The Lives of Stars

For most of their lives, stars fuse hydrogen to helium at just the rate needed to push back against the gravity that crushes them. Gravity crams the hydrogen into the star’s core, heating it mercilessly. The energy released when the protons fuse into helium pushes back against gravity, holding the outer layers up against gravity. For stars the size of our Sun, this balance holds for billions of years, but eventually the hydrogen is used up. Then gravity wins, and the star begins to fall into its core, getting much hotter. Eventually, the heat and density are enough that the helium can fuse. This releases much more heat, puffing the star out into an enormous Red Giant. 
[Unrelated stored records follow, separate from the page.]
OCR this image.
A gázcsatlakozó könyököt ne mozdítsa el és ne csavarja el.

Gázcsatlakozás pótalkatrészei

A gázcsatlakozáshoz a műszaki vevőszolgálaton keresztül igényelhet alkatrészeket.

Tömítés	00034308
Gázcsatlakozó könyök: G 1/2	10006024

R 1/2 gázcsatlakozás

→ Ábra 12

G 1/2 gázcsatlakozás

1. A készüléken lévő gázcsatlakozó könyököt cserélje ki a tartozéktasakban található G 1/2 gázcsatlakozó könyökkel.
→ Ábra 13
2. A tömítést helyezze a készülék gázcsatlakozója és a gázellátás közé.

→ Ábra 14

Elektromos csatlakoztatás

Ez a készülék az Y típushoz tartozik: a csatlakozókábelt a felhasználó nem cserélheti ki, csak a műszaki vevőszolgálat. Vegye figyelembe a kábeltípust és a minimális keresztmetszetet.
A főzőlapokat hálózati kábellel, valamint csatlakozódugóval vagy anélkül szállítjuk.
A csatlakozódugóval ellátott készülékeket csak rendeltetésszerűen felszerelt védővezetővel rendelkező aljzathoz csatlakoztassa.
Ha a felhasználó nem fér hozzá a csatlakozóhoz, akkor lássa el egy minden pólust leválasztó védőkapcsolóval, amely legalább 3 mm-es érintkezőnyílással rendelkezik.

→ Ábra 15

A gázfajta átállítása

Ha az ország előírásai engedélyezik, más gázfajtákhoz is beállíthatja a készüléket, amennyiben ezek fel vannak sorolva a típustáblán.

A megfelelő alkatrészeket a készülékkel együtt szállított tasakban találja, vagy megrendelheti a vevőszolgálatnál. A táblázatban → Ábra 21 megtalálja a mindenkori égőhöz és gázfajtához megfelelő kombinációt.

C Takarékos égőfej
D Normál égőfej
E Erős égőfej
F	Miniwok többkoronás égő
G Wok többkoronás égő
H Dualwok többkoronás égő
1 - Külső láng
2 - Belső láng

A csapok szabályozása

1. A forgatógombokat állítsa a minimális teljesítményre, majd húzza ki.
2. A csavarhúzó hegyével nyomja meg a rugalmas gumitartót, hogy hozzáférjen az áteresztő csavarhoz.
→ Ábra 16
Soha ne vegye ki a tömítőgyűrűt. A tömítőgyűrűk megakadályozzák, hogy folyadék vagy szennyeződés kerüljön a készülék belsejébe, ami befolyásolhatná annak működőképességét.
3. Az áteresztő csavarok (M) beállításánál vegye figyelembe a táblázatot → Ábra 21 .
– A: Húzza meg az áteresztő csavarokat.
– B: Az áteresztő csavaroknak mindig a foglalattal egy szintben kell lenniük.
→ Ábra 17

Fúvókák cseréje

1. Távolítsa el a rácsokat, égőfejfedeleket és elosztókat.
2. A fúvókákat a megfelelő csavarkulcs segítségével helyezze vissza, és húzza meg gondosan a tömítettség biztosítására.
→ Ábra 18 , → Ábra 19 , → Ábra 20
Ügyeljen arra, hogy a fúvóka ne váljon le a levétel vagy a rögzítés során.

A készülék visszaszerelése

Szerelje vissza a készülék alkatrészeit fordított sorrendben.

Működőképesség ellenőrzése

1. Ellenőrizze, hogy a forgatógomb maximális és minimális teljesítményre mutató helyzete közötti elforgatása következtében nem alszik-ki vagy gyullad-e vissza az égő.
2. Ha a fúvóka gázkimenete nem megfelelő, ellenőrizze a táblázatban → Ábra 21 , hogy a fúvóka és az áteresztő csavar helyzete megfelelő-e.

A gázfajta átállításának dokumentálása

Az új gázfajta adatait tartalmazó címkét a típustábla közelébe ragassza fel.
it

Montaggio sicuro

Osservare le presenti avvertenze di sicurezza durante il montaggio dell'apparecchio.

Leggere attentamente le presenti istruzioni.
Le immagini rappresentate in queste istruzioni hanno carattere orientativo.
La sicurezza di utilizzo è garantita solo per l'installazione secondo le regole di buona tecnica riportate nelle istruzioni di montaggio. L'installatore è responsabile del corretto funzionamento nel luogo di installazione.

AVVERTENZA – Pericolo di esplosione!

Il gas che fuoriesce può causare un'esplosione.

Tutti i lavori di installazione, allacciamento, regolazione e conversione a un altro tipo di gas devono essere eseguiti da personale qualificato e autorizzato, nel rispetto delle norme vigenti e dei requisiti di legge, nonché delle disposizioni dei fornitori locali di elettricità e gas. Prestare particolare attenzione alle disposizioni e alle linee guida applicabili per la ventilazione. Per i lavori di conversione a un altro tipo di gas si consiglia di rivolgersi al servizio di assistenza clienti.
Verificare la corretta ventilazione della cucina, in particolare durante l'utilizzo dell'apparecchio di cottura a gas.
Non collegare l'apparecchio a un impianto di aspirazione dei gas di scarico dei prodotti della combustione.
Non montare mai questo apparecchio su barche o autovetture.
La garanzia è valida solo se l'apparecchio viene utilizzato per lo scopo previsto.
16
Red giant stars like Antares or Arcturus are bigger than the orbit of Saturn. Helium is fused to carbon in their cores, then carbon into oxygen, then oxygen into iron. The outer layers of red giant stars are incandescent plasma more tenuous than a laboratory vacuum, barely held by the curved space of the star’s mass. These outer layers fluff off into the void, releasing lovely envelopes of glowing gas like the Ring Nebula. Small stars like our Sun end their lives when the core exhausts its fuel and loses its hold on the expanding envelope. The hot remnant core is laid bare as a white dwarf, cooling slowly almost till eternity.

Bigger stars will keep fusing heavier and heavier elements until something terrible happens — a supernova. These colossal explosions can be as bright as the whole galaxy for a week or so, spewing carbon, nitrogen, oxygen, silicon, and iron into interstellar space.